Well, I certainly agree we are here discussing it again this time around. In previous occasions there was not really a discussion, and as @sivel mentions in one of the responses here, referring to something that is hard to find is hard to find. I would not really call that discussing.

Well, I cannot compare to what was before (when?) because I wasn’t there and I don’t have the time to search the entire history of this community to find the actual conditions.

That being said, though, I would be extremely surprised if conditions had not changed between then (whenever it was) and now. Ansible has been in a steady adoption curve all over the world, it is becoming or already is the de-facto standard in automation. The size of the package has increased a lot, the invention of collections, the publishing of galaxy_ng, the creation of a Steering Committee, the establishing of a process (which is manual, ironically), all those things and more have happened between then and now.
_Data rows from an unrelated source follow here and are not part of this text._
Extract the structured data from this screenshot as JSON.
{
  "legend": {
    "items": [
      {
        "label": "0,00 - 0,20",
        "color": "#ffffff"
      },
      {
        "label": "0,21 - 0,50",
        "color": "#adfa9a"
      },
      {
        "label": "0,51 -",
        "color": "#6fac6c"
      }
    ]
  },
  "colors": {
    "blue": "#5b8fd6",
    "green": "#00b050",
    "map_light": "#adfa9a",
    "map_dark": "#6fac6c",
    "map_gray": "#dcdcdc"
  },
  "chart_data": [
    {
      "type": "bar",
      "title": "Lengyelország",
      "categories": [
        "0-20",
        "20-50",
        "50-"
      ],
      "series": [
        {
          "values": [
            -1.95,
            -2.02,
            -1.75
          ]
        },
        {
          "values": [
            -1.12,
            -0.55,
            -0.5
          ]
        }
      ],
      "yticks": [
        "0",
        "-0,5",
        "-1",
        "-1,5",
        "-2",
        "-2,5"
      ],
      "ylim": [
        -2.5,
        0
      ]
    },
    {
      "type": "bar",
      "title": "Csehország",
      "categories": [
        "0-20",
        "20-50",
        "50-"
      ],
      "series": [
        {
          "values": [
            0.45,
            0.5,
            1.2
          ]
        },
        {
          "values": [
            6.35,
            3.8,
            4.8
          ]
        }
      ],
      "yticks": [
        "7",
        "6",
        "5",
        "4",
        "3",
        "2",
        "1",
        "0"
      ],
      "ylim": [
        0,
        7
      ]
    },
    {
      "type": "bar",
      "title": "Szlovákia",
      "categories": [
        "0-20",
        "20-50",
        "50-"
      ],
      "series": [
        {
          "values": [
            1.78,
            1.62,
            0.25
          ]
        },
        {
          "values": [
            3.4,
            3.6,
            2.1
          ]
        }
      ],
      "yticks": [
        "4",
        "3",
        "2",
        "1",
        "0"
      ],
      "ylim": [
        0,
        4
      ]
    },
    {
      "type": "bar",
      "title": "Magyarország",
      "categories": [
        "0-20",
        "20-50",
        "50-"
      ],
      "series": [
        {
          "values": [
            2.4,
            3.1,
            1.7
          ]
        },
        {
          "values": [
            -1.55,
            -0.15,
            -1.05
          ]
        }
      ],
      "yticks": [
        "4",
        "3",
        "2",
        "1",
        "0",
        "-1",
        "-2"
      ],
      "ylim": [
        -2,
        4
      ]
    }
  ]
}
Again, I am making this claim on the blind, I do not have the previous state to compare to, so I am inferring that all these developments changed conditions by a lot. However you claim the conditions did not change. If I may suggest, I think we should try and go through the exercise of actually listing the conditions/reasons thought of before, and analysing them again. We do have a lot of new people (myself included) in the community, it would be interesting to see what all of us have to say about those conditions.

Well, I think I already addressed that, but basically: I don’t think we had actual discussions before, and the fact that past conditions are always referred to but no one seems to be able to list them (now and before) is unsettling to me. If I am to agree to those reasons/conditions, I need to know what they are.

While I have the same situation in my workplace, I would argue that this is not an Ansible-specific problem and that it does not justify bloating the package for the entire community.

And as @bcoca writes, there are ways to work around that problem.